Editor’s note: This article has been updated after it became clear Alex Salmond did not demand Nicola Sturgeon’s resignation. We have updated the article to reflect that fact.
Alex Salmond is increasingly seen not only as yesterday’s man, but also as a throwback to another era – an era before #MeToo. Having been recently acquitted of 12 charges of attempted rape, sexual assault and indecent assault, many men could show remorse, learn from the experience and change their attitude and behaviour towards women. Some may even have disappeared quietly into the night, apologetic, chastened. Salmond commented of his behaviour that he should have been “more careful with people’s personal space”.
The jury, comprising eight women and five men, gave him this opportunity to depart the stage, a hero in the eyes of many, his place in the struggle for Scottish Independence assured. But the quiet exit, to a life of writing his memoires, was not on Salmond’s script. He has since gone on to allege that he has been the victim of a witch hunt and that he has been set up by members of the Scottish National Party (SNP).
He claims that several people within the SNP were involved in a “deliberate, prolonged, malicious and concerted effort” to damage his reputation. Salmond is trying to exact his revenge on former friends and colleagues by insisting that Nicola Sturgeon broke the ministerial code.
How powerful men treat women goes to the heart of the matter. The law may have acquitted Salmond, but the impact of his actions will extend far beyond the women who believed his behaviour towards them was inappropriate. The very fact that he doesn’t appear to get it – other than need to give people “more personal space” – indicates how far we have still to go to create a workplace where women can feel safe and respected.
Nicola Sturgeon is the best performing party leader – more popular with the voters, with a 43 percent approval rating, than either the prime minister (37 percent) or the leader of the opposition Keir Starmer (40 percent), according to a poll of 2,003 Brits. A Scottish breakdown of the poll shows that 57 percent of people in Scotland approve of the way Ms Sturgeon is handling her role.
“This poll makes clear the strong support in Scotland for the outstanding leadership of First Minister Nicola Sturgeon as she leads the country through this unprecedented coronavirus crisis. Faced with the chaotic and incompetent leadership of Boris Johnson and a Westminster system which treats Scotland as an afterthought at best, more and more people are deciding that the best way forward for Scotland’s right to choose a future as an equal, independent country in the EU. We have the right to determine our own future”. This was in January 2021.
Fast forward to 3 March 2021. Nicola Sturgeon appeared before the parliamentary inquiry yesterday and said that many people feel “very let down” by Salmond, calling on the former first minister to apologise for his behaviour. She also rubbished his claim that there was a plot to remove him from public life, describing the suggestion was “absurd” to the committee on the Scottish government handling of harassment complaints.
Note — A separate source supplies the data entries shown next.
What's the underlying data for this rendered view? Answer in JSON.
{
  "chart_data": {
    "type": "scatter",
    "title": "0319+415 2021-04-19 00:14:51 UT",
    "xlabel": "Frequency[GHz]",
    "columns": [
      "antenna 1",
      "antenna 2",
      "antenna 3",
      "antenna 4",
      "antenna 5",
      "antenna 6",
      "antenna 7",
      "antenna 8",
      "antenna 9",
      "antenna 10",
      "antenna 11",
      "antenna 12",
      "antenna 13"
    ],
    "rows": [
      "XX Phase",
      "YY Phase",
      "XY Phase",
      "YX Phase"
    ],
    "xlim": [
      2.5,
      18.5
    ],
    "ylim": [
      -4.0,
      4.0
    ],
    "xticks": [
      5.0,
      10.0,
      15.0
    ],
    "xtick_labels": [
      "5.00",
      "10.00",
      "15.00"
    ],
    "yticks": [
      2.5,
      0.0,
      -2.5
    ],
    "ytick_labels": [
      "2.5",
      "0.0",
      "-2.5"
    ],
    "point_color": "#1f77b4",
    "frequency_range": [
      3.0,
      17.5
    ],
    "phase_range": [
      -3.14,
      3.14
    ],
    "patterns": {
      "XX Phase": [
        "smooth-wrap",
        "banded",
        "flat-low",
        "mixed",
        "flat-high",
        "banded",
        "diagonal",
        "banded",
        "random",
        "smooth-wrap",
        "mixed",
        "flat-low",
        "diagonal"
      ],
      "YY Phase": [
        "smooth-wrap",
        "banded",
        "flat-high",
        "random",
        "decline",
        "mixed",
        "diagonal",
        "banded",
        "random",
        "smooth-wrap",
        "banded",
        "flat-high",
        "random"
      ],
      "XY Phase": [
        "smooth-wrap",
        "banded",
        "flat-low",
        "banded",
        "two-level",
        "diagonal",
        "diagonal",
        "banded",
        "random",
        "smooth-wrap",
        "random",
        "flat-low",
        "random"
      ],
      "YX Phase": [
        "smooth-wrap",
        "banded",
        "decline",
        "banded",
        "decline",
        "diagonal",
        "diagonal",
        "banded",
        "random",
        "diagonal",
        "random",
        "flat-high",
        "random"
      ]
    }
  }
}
Sturgeon, judged to be fighting for her political life, gave evidence for a total of eight hours, amongst frantic media interest. This was a longer performance in front of a committee of inquiry than Tony Blair’s at the Chilcot Inquiry on the Iraq War, or President Trump’s evidence on the Insurrection on Capitol Hill in January. Indeed, there’s been no similar inquiry, or media interest, into Health Secretary Matt Hancock’s lawbreaking in failing to publish billions of pounds worth of government contracts. Yet.
The fallout from Sturgeon’s performance is being lauded by Richard Lochhead, MSP for Moray. He tweeted:
(The local MP is Douglas Ross, leader of the Scottish Tories).
In the aftermath of her marathon appearance before the committee, Politico reports that this isn’t over yet. With Sturgeon on the ropes and Douglas Ross calling for a vote of no confidence in the first minister, only time will tell what the final fall out will be. Scotland goes to the polls on 6 May and with the Scottish National Party currently holding 63 of the 129 seats, just two short of an overall majority, few would bet against another Sturgeon victory. Whether that will be an outright majority in the new parliament, remains to be seen.
This whole episode is a sad day for Scottish politics and for Alex Salmond personally. The SNP has energised the Scottish electorate in a way that other parties would give their eye teeth for. They have inspired a nation and given hope of a better future to more than just those living in Scotland. Now to stand on the brink of having the most popular national politician, who happens to be a woman, brought down by her former mentor and colleague, is a potential setback on many levels.
The consequences of this whole saga will be felt further afield than Edinburgh or indeed, Scotland. The eyes of the world will now be on the results of the results in Scotland on 6 May. If Salmond has caused Sturgeon’s SNP to lose the confidence of the Scottish electorate, the whole independence/devolution debate may be reinvigorated, with potentially more room for other political parties to benefit at the expense of the once seemingly invincible SNP. If Sturgeon stumbles in May, watch out for the champagne corks popping in Number 10 Downing Street.